En la mesa, Nobby cruzó los brazos.

– ¿De verdad piensas eso? -Su tono sugería que el ex alumno se había convertido ahora en el maestro-. Sí, por supuesto. Ya veo por qué necesitarías aferrarte a esa creencia.

Frank creyó percibir en el rostro de Nobby que, de repente, el arquitecto lo había comprendido todo: el propio Frank, poseedor de miles de objetos de la guerra aparentemente queridos, no deseaba que ese material viera nunca la luz del día. Y si bien aquélla era la verdad de la cuestión, era imposible que Nobby Debiere lo supiera. Era un tema demasiado complicado para que se diera cuenta. Para él, Frank Ouseley sólo era otro miembro decepcionado del grupo que confió en un plan que había quedado en agua de borrajas.

– Supongo que no me he recuperado de todo esto -dijo Frank-. No puedo creer… Tiene que haber alguna explicación.

– Acabo de dártela. Ojalá Guy estuviera aquí para poder disfrutar del resultado de sus maquinaciones. Mira, deja que te lo enseñe. -Nobby se dirigió a un rincón de la encimera, donde parecía que la familia guardaba el correo del día. A diferencia del resto de la casa, era una zona desordenada, con fajos de cartas, revistas, catálogos y listines telefónicos amontonados todos juntos. De debajo de este montón, Nobby sacó un papel y se lo entregó.

Frank vio que era el texto y las ilustraciones para un anuncio.
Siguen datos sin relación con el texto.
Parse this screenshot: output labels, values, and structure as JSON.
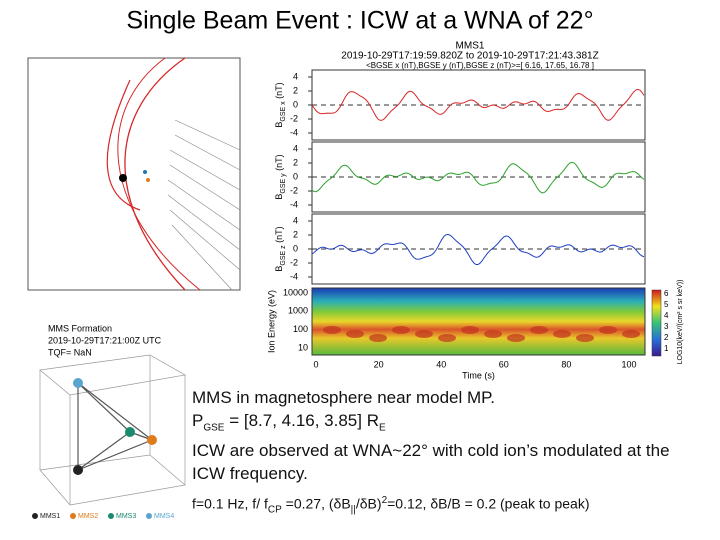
{
  "title": "Single Beam Event : ICW at a WNA of 22°",
  "field_plot": {
    "title": "MMS1",
    "interval": "2019-10-29T17:19:59.820Z to 2019-10-29T17:21:43.381Z",
    "mean": "<BGSE x (nT),BGSE y (nT),BGSE z (nT)>=[ 6.16, 17.65, 16.78 ]",
    "panels": [
      {
        "label": [
          {
            "text": "B"
          },
          {
            "text": "GSE x",
            "sub": true
          },
          {
            "text": " (nT)"
          }
        ],
        "color": "#d62728",
        "yticks": [
          4,
          2,
          0,
          -2,
          -4
        ]
      },
      {
        "label": [
          {
            "text": "B"
          },
          {
            "text": "GSE y",
            "sub": true
          },
          {
            "text": " (nT)"
          }
        ],
        "color": "#2ca02c",
        "yticks": [
          4,
          2,
          0,
          -2,
          -4
        ]
      },
      {
        "label": [
          {
            "text": "B"
          },
          {
            "text": "GSE z",
            "sub": true
          },
          {
            "text": " (nT)"
          }
        ],
        "color": "#1f3fbf",
        "yticks": [
          4,
          2,
          0,
          -2,
          -4
        ]
      }
    ],
    "spectrogram": {
      "label": "Ion Energy (eV)",
      "yticks": [
        10000,
        1000,
        100,
        10
      ],
      "colorbar_label": "LOG10(keV/(cm² s sr keV))",
      "colorbar_ticks": [
        6,
        5,
        4,
        3,
        2,
        1
      ]
    },
    "xlabel": "Time (s)",
    "xticks": [
      0,
      20,
      40,
      60,
      80,
      100
    ]
  },
  "formation": {
    "title": "MMS Formation",
    "time": "2019-10-29T17:21:00Z UTC",
    "tqf": "TQF= NaN",
    "legend": [
      {
        "name": "MMS1",
        "color": "#222222"
      },
      {
        "name": "MMS2",
        "color": "#e07b1a"
      },
      {
        "name": "MMS3",
        "color": "#1a8a6e"
      },
      {
        "name": "MMS4",
        "color": "#5aa5cf"
      }
    ]
  },
  "notes": [
    [
      {
        "text": "MMS in magnetosphere near model MP."
      }
    ],
    [
      {
        "text": "P"
      },
      {
        "text": "GSE",
        "sub": true
      },
      {
        "text": " = [8.7, 4.16, 3.85] R"
      },
      {
        "text": "E",
        "sub": true
      }
    ],
    [
      {
        "text": " ICW are observed at WNA~22° with cold ion’s modulated at the ICW frequency."
      }
    ],
    [
      {
        "text": " f=0.1 Hz, f/ f"
      },
      {
        "text": "CP",
        "sub": true
      },
      {
        "text": " =0.27, (δB"
      },
      {
        "text": "||",
        "sub": true
      },
      {
        "text": "/δB)"
      },
      {
        "text": "2",
        "sup": true
      },
      {
        "text": "=0.12, δB/B = 0.2 (peak to peak)"
      }
    ]
  ]
}
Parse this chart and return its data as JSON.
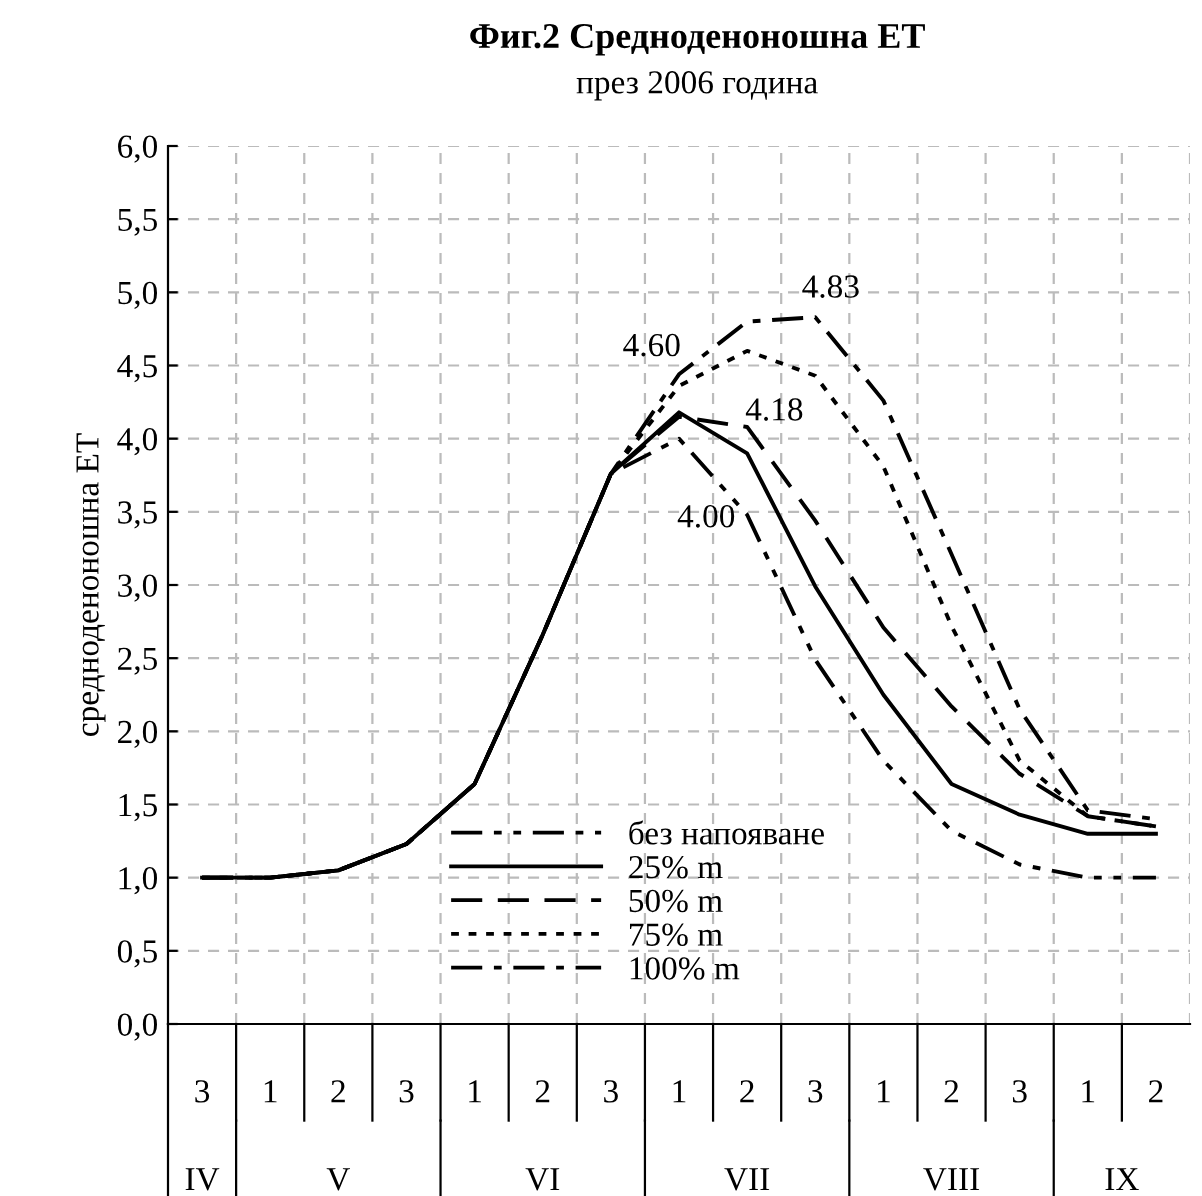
{
  "chart_data": {
    "type": "line",
    "title": "Фиг.2 Средноденоношна ЕТ",
    "subtitle": "през 2006 година",
    "ylabel": "средноденоношна ЕТ",
    "categories": [
      "3",
      "1",
      "2",
      "3",
      "1",
      "2",
      "3",
      "1",
      "2",
      "3",
      "1",
      "2",
      "3",
      "1",
      "2"
    ],
    "series": [
      {
        "name": "без напояване",
        "color": "#000000",
        "line_style": "dashdotdot",
        "values": [
          1.0,
          1.0,
          1.05,
          1.23,
          1.64,
          2.66,
          3.76,
          4.0,
          3.48,
          2.49,
          1.8,
          1.32,
          1.09,
          1.0,
          1.0
        ]
      },
      {
        "name": "25% m",
        "color": "#000000",
        "line_style": "solid",
        "values": [
          1.0,
          1.0,
          1.05,
          1.23,
          1.64,
          2.66,
          3.76,
          4.18,
          3.9,
          2.99,
          2.25,
          1.64,
          1.43,
          1.3,
          1.3
        ]
      },
      {
        "name": "50% m",
        "color": "#000000",
        "line_style": "dashed",
        "values": [
          1.0,
          1.0,
          1.05,
          1.23,
          1.64,
          2.66,
          3.76,
          4.15,
          4.08,
          3.44,
          2.71,
          2.17,
          1.71,
          1.42,
          1.35
        ]
      },
      {
        "name": "75% m",
        "color": "#000000",
        "line_style": "dotted",
        "values": [
          1.0,
          1.0,
          1.05,
          1.23,
          1.64,
          2.66,
          3.76,
          4.36,
          4.6,
          4.43,
          3.81,
          2.72,
          1.8,
          1.42,
          1.35
        ]
      },
      {
        "name": "100% m",
        "color": "#000000",
        "line_style": "dashdot",
        "values": [
          1.0,
          1.0,
          1.05,
          1.23,
          1.64,
          2.66,
          3.76,
          4.44,
          4.8,
          4.83,
          4.26,
          3.21,
          2.15,
          1.46,
          1.4
        ]
      }
    ],
    "annotations": [
      "4.83",
      "4.60",
      "4.18",
      "4.00",
      "IV",
      "V",
      "VI",
      "VII",
      "VIII",
      "IX"
    ],
    "ylim": [
      0,
      6
    ],
    "yticks": [
      {
        "value": 0,
        "label": "0,0"
      },
      {
        "value": 0.5,
        "label": "0,5"
      },
      {
        "value": 1,
        "label": "1,0"
      },
      {
        "value": 1.5,
        "label": "1,5"
      },
      {
        "value": 2,
        "label": "2,0"
      },
      {
        "value": 2.5,
        "label": "2,5"
      },
      {
        "value": 3,
        "label": "3,0"
      },
      {
        "value": 3.5,
        "label": "3,5"
      },
      {
        "value": 4,
        "label": "4,0"
      },
      {
        "value": 4.5,
        "label": "4,5"
      },
      {
        "value": 5,
        "label": "5,0"
      },
      {
        "value": 5.5,
        "label": "5,5"
      },
      {
        "value": 6,
        "label": "6,0"
      }
    ],
    "grid": true,
    "legend": "bottom"
  }
}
En ella, un Nobby Debiere dibujado estaba junto a una mesa de delineante en la que descansaba una especie de boceto. Alrededor de sus pies había pergaminos desenrollados en los que aparecían otros bocetos. La copia presentaba la nueva empresa como Arreglos, Reformas y Restauraciones Bertrand Debiere, y la dirección del local estaba justo allí, en Ford Road.

– He tenido que despedir a mi secretaria, naturalmente -dijo Nobby con una alegría forzada que helaba la sangre-. Así que ella también se ha quedado sin trabajo, lo que le habría encantado a Guy si hubiera vivido para verlo.

– Nobby…

– Y trabajaré desde casa, como ves, lo cual es magnífico, naturalmente, puesto que Caroline probablemente pasará la mayor parte del tiempo en la ciudad. Quemé las naves con la empresa cuando dimití, pero no hay duda de que con el tiempo podré entrar en otra si no me hacen el vacío. Sí, ¿verdad que es maravilloso ver cómo ha acabado todo? -Le quitó a Frank el anuncio y lo metió arrugado debajo del listín telefónico.

– Siento -dijo Frank- que las cosas hayan acabado así…

– Es lo mejor, sin duda -dijo Nobby-, para alguien.